L’autorité de la chose jugée attachée à l’ordonnance du juge commissaire n’est pas opposable au tiers qui invoque un droit de propriété concurrent dont la preuve peut être rapportée par un commencement de preuve par écrit du contrat de vente immobilière.

Une personne physique avait, par acte sous seing privé, acquis d’une SCI plusieurs parcelles d’un ensemble immobilier avant que celle-ci ne fasse l’objet d’une liquidation judiciaire. Le liquidateur cède de gré à gré, avec l’autorisation du juge-commissaire, l’une de ces parcelles à un autre acquéreur, contraignant ainsi le premier acquéreur à former un recours devant les tribunaux alors même que l’ordonnance du juge-commissaire était devenue définitive. La Cour de cassation estime que l’autorité de la chose jugée attachée à cette ordonnance n’est pas opposable au tiers qui invoque un droit de propriété sur un bien dépendant de l’actif du débiteur et que l’acquéreur évincé peut se prévaloir d’une commencement de preuve pas écrit pour établir son titre de propriété.

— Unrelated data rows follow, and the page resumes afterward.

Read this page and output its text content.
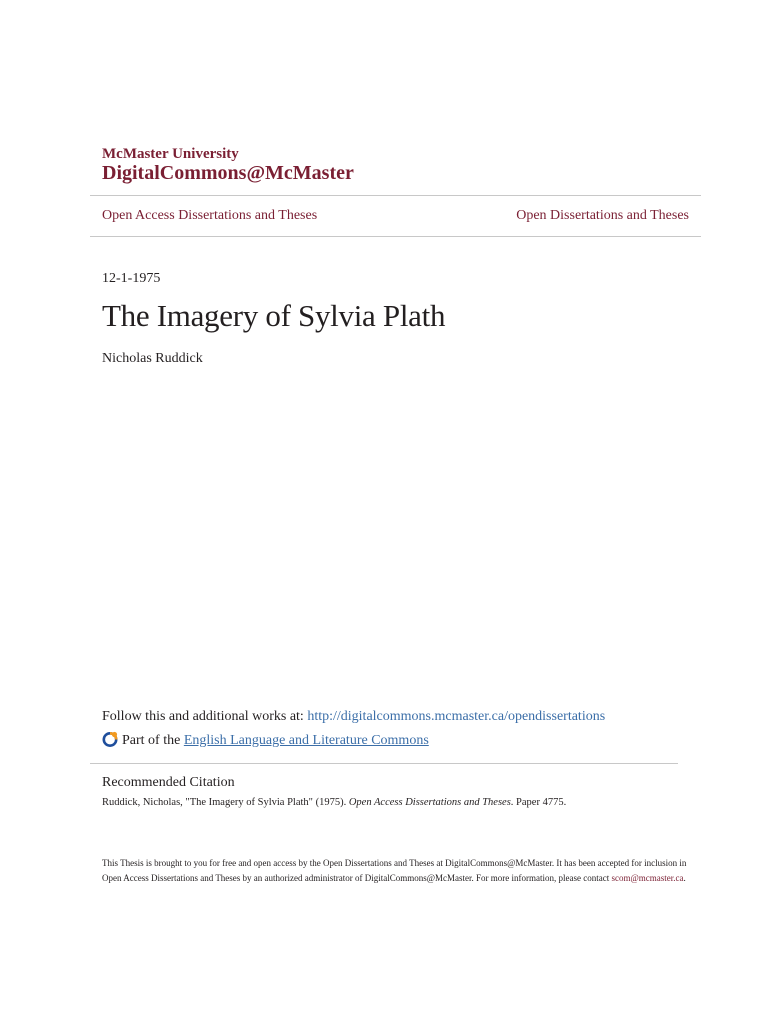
McMaster University
DigitalCommons@McMaster
Open Access Dissertations and Theses	Open Dissertations and Theses
12-1-1975
The Imagery of Sylvia Plath
Nicholas Ruddick
Follow this and additional works at: http://digitalcommons.mcmaster.ca/opendissertations
Part of the English Language and Literature Commons
Recommended Citation
Ruddick, Nicholas, "The Imagery of Sylvia Plath" (1975). Open Access Dissertations and Theses. Paper 4775.
This Thesis is brought to you for free and open access by the Open Dissertations and Theses at DigitalCommons@McMaster. It has been accepted for inclusion in Open Access Dissertations and Theses by an authorized administrator of DigitalCommons@McMaster. For more information, please contact scom@mcmaster.ca.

Il est clair que, s’agissant d’une mesure collective d’exécution du patrimoine du débiteur, une procédure de liquidation judiciaire ne peut saisir, en vue de leur réalisation par la liquidateur, que les biens appartenant au débiteur et non, en principe, ceux des tiers.

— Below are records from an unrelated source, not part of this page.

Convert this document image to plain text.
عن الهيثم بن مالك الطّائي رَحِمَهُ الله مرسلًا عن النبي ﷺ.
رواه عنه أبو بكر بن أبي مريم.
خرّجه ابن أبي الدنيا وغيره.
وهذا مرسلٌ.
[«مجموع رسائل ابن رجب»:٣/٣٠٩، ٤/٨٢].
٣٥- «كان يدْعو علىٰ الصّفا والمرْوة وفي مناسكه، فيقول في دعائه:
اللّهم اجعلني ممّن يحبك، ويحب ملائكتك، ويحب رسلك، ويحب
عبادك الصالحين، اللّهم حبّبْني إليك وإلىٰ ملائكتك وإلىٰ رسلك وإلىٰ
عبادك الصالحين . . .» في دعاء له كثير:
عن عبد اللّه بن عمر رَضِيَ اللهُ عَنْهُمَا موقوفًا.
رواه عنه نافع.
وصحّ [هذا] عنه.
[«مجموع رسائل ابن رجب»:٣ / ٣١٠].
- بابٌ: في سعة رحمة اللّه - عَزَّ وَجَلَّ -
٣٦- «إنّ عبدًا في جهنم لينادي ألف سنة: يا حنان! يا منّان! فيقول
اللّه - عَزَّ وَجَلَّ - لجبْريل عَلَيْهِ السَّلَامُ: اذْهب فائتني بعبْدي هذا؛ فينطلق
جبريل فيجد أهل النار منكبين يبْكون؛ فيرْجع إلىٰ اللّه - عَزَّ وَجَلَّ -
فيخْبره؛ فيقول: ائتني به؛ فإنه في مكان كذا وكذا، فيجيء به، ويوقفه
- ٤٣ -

Cette solution tombe sous le sens même si elle connait, en cette matière, de nombreuses exceptions. C’est ainsi que l’effet réel de la liquidation judiciaire peut être ressenti, à certaines conditions, sur le patrimoine du dirigeant, sur celui de tiers qui n’auraient pas revendiqué dans le délai légal ou qui auraient confondu leur patrimoine avec celui du débiteur par exemple. En l’espèce s’agissant d’une actif immobilier, le tiers qui entend se prévaloir d’un titre de propriété sur cet actif n’a certes pas l’obligation de revendiquer mais peut se contenter d’une commencement de preuve par écrit du contrat de vente conclu avant le jugement. Dont acte mais, en réalité, l’analyse devrait également tenir compte de l’opposabilité de ce contrat de vente, laquelle passe, en matière immobilière, par une publication à la conservation des hypothèques. Malheureusement, la loi du 10 juin 1994, applicable à notre espèce, ne permettrait pas ce deuxième niveau d’analyse car elle avait tort inopportunément supprimé l’interdiction d’inscrire après le jugement d’ouverture les actes et décisions judiciaires translatifs ou constitutifs de droits réels, créant ainsi un risque avéré de fraude par le mécanisme de l’antidate. Sous ce second angle, on comprend mieux en quoi la seule prise en compte d’un simple commencement de preuve par écrit peut apparaître dangereuse. En droit, positif, il en serait allé différemment dans la mesure où; pour être opposable à la procédure collective du vendeur, le droit de propriété du tiers, même acquis avant le jugement d’ouverture, aurait également dû être utilement publié avant cette date, à moins que l’acte de vente n’ait acquis date certaine ou que la décision constatant le caractère parfait de la cession ne soient devenus exécutoires avant l’ouverture de la procédure collective, ce qui ne semblait pas le cas en l’espèce.